File No. 811.5124/5.]

The Danish Legation to the Department of State .

[Memorandum.]

According to the statutes of the State of Iowa, an inheritance tax of 10–20% is imposed on inheritance of property left in that State when the heirs are non-resident aliens, in addition to the tax of 5% imposed on heirs either United States citizens or resident aliens of the same degree of kinship to the decedent.

In the estate of the late Ane Margrethe Andersen, born Hansen, of which C. L. Hansen is an administrator, and which estate, with will, is now before the District Court of Iowa in and for Mitchell County, the State Treasurer of Iowa claims the right to impose upon the portion of the estate to be distributed amongst heirs residents of Denmark, a collateral inheritance tax of 15%+5%, or 20%.

The attention of the State Treasurer has been called to the terms of Article 7 of the Convention of Commerce and Navigation concluded between Denmark and the United States on April 26, 1826, which reads as follows:

The United States and His Danish Majesty mutually agree that no higher or other duties, charges or taxes of any kind shall be levied in the territories or dominions of either party, upon any personal property, money or effects of their respective citizens or subjects, on the removal of the same from their territories or dominions reciprocally, either upon the inheritance of such property, money or effects or otherwise, than are or shall be payable in each State upon the same, when removed by a citizen or subject of such State, respectively.

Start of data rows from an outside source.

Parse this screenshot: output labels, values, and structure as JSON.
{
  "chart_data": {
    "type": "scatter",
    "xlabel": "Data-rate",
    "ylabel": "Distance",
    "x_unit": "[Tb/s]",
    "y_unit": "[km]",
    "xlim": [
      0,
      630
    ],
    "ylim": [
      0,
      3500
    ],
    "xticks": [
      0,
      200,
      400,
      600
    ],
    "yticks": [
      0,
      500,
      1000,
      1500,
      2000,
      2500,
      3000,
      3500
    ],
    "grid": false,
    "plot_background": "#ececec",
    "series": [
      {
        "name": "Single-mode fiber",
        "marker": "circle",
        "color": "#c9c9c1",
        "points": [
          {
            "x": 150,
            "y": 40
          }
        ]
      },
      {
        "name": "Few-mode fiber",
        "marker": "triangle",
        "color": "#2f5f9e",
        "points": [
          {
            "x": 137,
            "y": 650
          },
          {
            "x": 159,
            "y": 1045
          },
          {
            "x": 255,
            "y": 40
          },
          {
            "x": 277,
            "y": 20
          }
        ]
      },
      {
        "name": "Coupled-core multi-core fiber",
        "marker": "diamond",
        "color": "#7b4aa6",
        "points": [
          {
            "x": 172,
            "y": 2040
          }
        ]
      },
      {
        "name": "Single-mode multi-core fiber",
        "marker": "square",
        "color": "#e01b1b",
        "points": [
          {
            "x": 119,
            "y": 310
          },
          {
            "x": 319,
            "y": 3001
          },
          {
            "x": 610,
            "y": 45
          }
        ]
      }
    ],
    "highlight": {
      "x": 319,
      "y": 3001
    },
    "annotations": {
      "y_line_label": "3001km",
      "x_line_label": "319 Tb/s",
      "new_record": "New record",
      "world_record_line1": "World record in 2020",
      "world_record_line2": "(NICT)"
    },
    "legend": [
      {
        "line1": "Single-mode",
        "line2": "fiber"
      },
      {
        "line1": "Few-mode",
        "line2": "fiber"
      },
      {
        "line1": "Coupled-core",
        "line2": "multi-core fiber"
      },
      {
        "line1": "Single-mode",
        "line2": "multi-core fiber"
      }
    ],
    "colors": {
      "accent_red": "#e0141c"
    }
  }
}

Against the application of this article, to the effect of placing the said Danish heirs on equality of right with citizens or subjects of the United States, and therefore also citizens or subjects of the State of Iowa, the State Treasurer of that State makes the claim that in comparatively recent cases construing collateral inheritance tax statutes and treaties, such as the one referred to, it has been held that the treaty does not apply to the estate of a citizen or subject of the United States dying at home and leaving property here to subjects of the foreign country.

The State Treasurer further states that article 7 of the Danish-American convention relates to property belonging to citizens of Denmark that may be located in the United States and passes as an [Page 324] inheritance to subjects of Denmark; but that it does not apply where the owner of the property is a subject of the United States, owning property here that passes to subjects of Denmark.

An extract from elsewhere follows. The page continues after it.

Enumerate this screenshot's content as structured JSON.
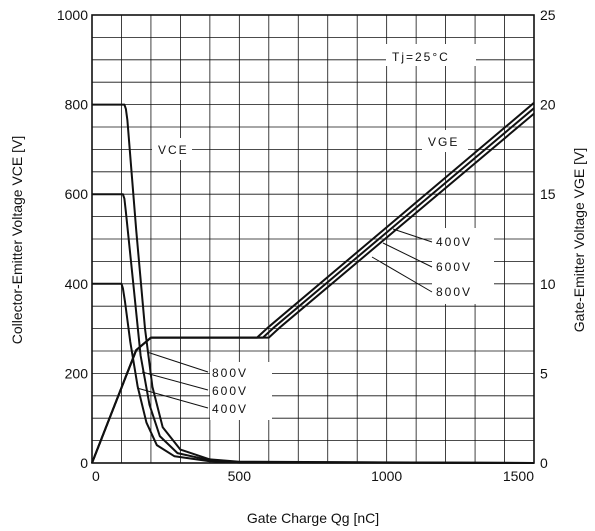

Against this decision the Danish Minister hereby has the honor to enter a protest.

This protest is based,

1.
upon the wording of said Article 7, which does not consider the status of the testator, but merely that of the legatee. It is the freedom of removal of property that is mutually assured, for the benefit of the person in whose favor the transfer of “personal property, money or effects,” “upon inheritance or otherwise” takes place, on terms of equality with citizens or subjects of the State from which such removal is made;
2.
upon the fact that this same article has, in several previous cases, been respected in the sense as mentioned under 1; not only in other States (Washington for instance) but even previously in the State of Iowa, in consequence of consular representations.

The Danish Minister, being of the opinion that the question under contention is one over which the State courts have no exclusive authority, ventures to submit the case to the consideration of the Department of State, with the respectful request that such action as can properly be taken by the Federal authorities be taken for information as to the position of the United States of America as one party to the convention above referred to in regard to the question involved.